Geltzer: Lessons in detention

The decision on Monday by a federal judge to void dozens of habeas petitions by released Guantánamo detainees serves to remind us just how much activity and confusion surround those detained by the United States in the aftermath of Sept. 11, 2001. Our country, however, may have recently taken steps toward sorting out the confusion and finding a workable solution for those still detained at Guantánamo.

Reports have emerged that Republican Senator Lindsey Graham of South Carolina has been working with White House Chief of Staff Rahm Emanuel to cut a deal for how to handle the remaining detainees, as well as those who will be detained in the future as this country continues to cope with the threat posed by al Qaeda. From what has been reported, Graham’s proposal is worthy of consideration: In exchange for the Obama Administration using military commissions to prosecute those already held in connection with the 9/11 attacks, Graham would work with the president to craft legislation establishing a framework for handling all other terrorist detainees, including those already in custody and those yet to be detained.

While the particulars of Graham’s proposal should be evaluated in detail, we must evaluate it with an understanding about our current need both to gather intelligence and to bring offenders to justice. So far, one crucial point largely has been missed in the national conversation about how to deal with terrorism suspects: The framework that our country uses to handle suspects such as the Christmas bomber should not be overly influenced by the difficulties associated with prosecuting those already held at Guantánamo. The unique difficulties associated with the current Guantánamo detainees are unlikely to apply to those who will be detained in the future. In other words, we have gotten stuck in a backward-looking debate about Guantánamo rather than tackling the forward-looking debate about balancing our dual needs for intelligence gathering and prosecution.

The individuals currently detained at Guantánamo were picked up by our country at a time when prosecuting such individuals largely evaded the government’s immediate considerations. In the fearful and even frantic post-9/11 period, our country desperately sought information and intelligence from those whom it detained. As a result, detainees such as Khalid Shaikh Mohammed were treated (and apparently mistreated) as intelligence assets, not as eventual defendants in a prosecution of any sort.

Unsurprisingly, the executive branch is now finding it difficult to prosecute such individuals. Evidence of the type needed for a conviction — whether in civilian court or before a military commission — was neither properly gathered nor properly recorded. Questioning was not of the variety helpful in putting together a prosecutor’s case. And the length of time such individuals were held already has generated complaints by one defendant’s lawyer about a potential violation of his client’s constitutional right to a speedy trial.

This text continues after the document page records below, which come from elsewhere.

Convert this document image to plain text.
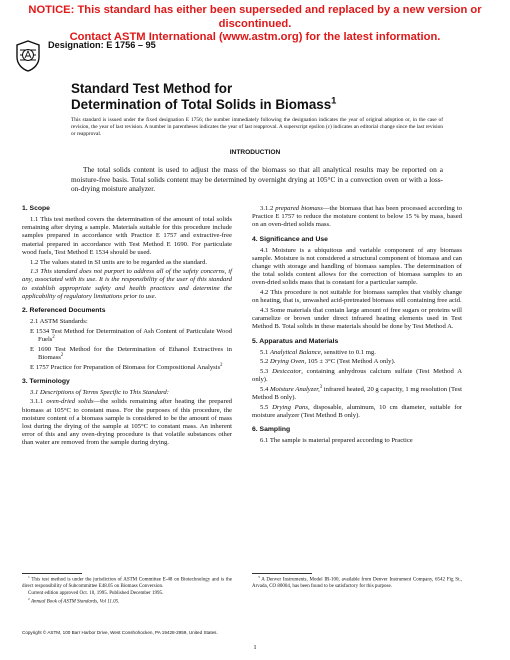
NOTICE: This standard has either been superseded and replaced by a new version or discontinued.
Contact ASTM International (www.astm.org) for the latest information.
Designation: E 1756 – 95
Standard Test Method for
Determination of Total Solids in Biomass$^1$
This standard is issued under the fixed designation E 1756; the number immediately following the designation indicates the year of original adoption or, in the case of revision, the year of last revision. A number in parentheses indicates the year of last reapproval. A superscript epsilon (ε) indicates an editorial change since the last revision or reapproval.
INTRODUCTION

The total solids content is used to adjust the mass of the biomass so that all analytical results may be reported on a moisture-free basis. Total solids content may be determined by overnight drying at 105°C in a convection oven or with a loss-on-drying moisture analyzer.

1. Scope

1.1 This test method covers the determination of the amount of total solids remaining after drying a sample. Materials suitable for this procedure include samples prepared in accordance with Practice E 1757 and extractive-free material prepared in accordance with Test Method E 1690. For particulate wood fuels, Test Method E 1534 should be used.

1.2 The values stated in SI units are to be regarded as the standard.

1.3 This standard does not purport to address all of the safety concerns, if any, associated with its use. It is the responsibility of the user of this standard to establish appropriate safety and health practices and determine the applicability of regulatory limitations prior to use.

2. Referenced Documents

2.1 ASTM Standards:

E 1534 Test Method for Determination of Ash Content of Particulate Wood Fuels$^2$

E 1690 Test Method for the Determination of Ethanol Extractives in Biomass$^2$

E 1757 Practice for Preparation of Biomass for Compositional Analysis$^2$

3. Terminology

3.1 Descriptions of Terms Specific to This Standard:

3.1.1 oven-dried solids—the solids remaining after heating the prepared biomass at 105°C to constant mass. For the purposes of this procedure, the moisture content of a biomass sample is considered to be the amount of mass lost during the drying of the sample at 105°C to constant mass. An inherent error of this and any oven-drying procedure is that volatile substances other than water are removed from the sample during drying.

3.1.2 prepared biomass—the biomass that has been processed according to Practice E 1757 to reduce the moisture content to below 15 % by mass, based on an oven-dried solids mass.

4. Significance and Use

4.1 Moisture is a ubiquitous and variable component of any biomass sample. Moisture is not considered a structural component of biomass and can change with storage and handling of biomass samples. The determination of the total solids content allows for the correction of biomass samples to an oven-dried solids mass that is constant for a particular sample.

4.2 This procedure is not suitable for biomass samples that visibly change on heating, that is, unwashed acid-pretreated biomass still containing free acid.

4.3 Some materials that contain large amount of free sugars or proteins will caramelize or brown under direct infrared heating elements used in Test Method B. Total solids in these materials should be done by Test Method A.

5. Apparatus and Materials

5.1 Analytical Balance, sensitive to 0.1 mg.

5.2 Drying Oven, 105 ± 3°C (Test Method A only).

5.3 Desiccator, containing anhydrous calcium sulfate (Test Method A only).

5.4 Moisture Analyzer,$^3$ infrared heated, 20 g capacity, 1 mg resolution (Test Method B only).

5.5 Drying Pans, disposable, aluminum, 10 cm diameter, suitable for moisture analyzer (Test Method B only).

6. Sampling

6.1 The sample is material prepared according to Practice

$^1$ This test method is under the jurisdiction of ASTM Committee E-48 on Biotechnology and is the direct responsibility of Subcommittee E48.05 on Biomass Conversion.

Current edition approved Oct. 10, 1995. Published December 1995.

$^2$ Annual Book of ASTM Standards, Vol 11.05.

$^3$ A Denver Instruments, Model IR-100, available from Denver Instrument Company, 6542 Fig St., Arvada, CO 80004, has been found to be satisfactory for this purpose.

Copyright © ASTM, 100 Barr Harbor Drive, West Conshohocken, PA 19428-2959, United States.
1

These difficulties need not apply to terrorist suspects detained in the future. Indeed, our government has already adapted to the unique, dual priorities associated with terrorist detainees, assigning certain officials to begin laying the groundwork for eventual prosecutions, while leaving other officials to focus on intelligence gathering. Our government now understands that for every terrorist suspect detained, we want both immediate information and — eventually — conviction.

In turn, we must be careful not to overlearn the lessons of Guantánamo. The unique difficulties now facing the executive branch as it tries to figure out whether to prosecute the current Guantánamo detainees in civilian court, to prosecute them before military commissions or to continue to hold them indefinitely emerge from the equally unique circumstances of our country’s reaction to al Qaeda in the immediate wake of the devastating 9/11 attacks.

Going forward, our country can minimize — in fact, has already minimized — the tension between intelligence gathering and evidence gathering in the context of terrorist suspects. The discussion and debate certain to emerge in response to Graham’s proposed framework must acknowledge this essential difference between the difficulties associated with those currently held at Guantánamo and those who will be detained in the future.

Indeed, the type of detention associated with Guantánamo is rightfully becoming a framework of the past. What our country needs is a flexible framework for gathering intelligence from suspected terrorists and then legitimately detaining them, with an eye toward eventual prosecution in many, if not all cases. Fixating on the forum where that prosecution occurs puts the cart before the horse and obscures our country’s real needs in today’s conflict with al Qaeda. As we debate Graham’s proposal, we would do well not to overlearn the lessons of Guantánamo and, in so doing, find ourselves stuck with a framework designed for the past, not the future.

Joshua Alexander Geltzer is the editor-in-chief of the Yale Law Journal, the author of “U.S. Counter-Terrorism Strategy and al Qaeda: Signalling and the Terrorist World-View” and a second-year student at the Law School.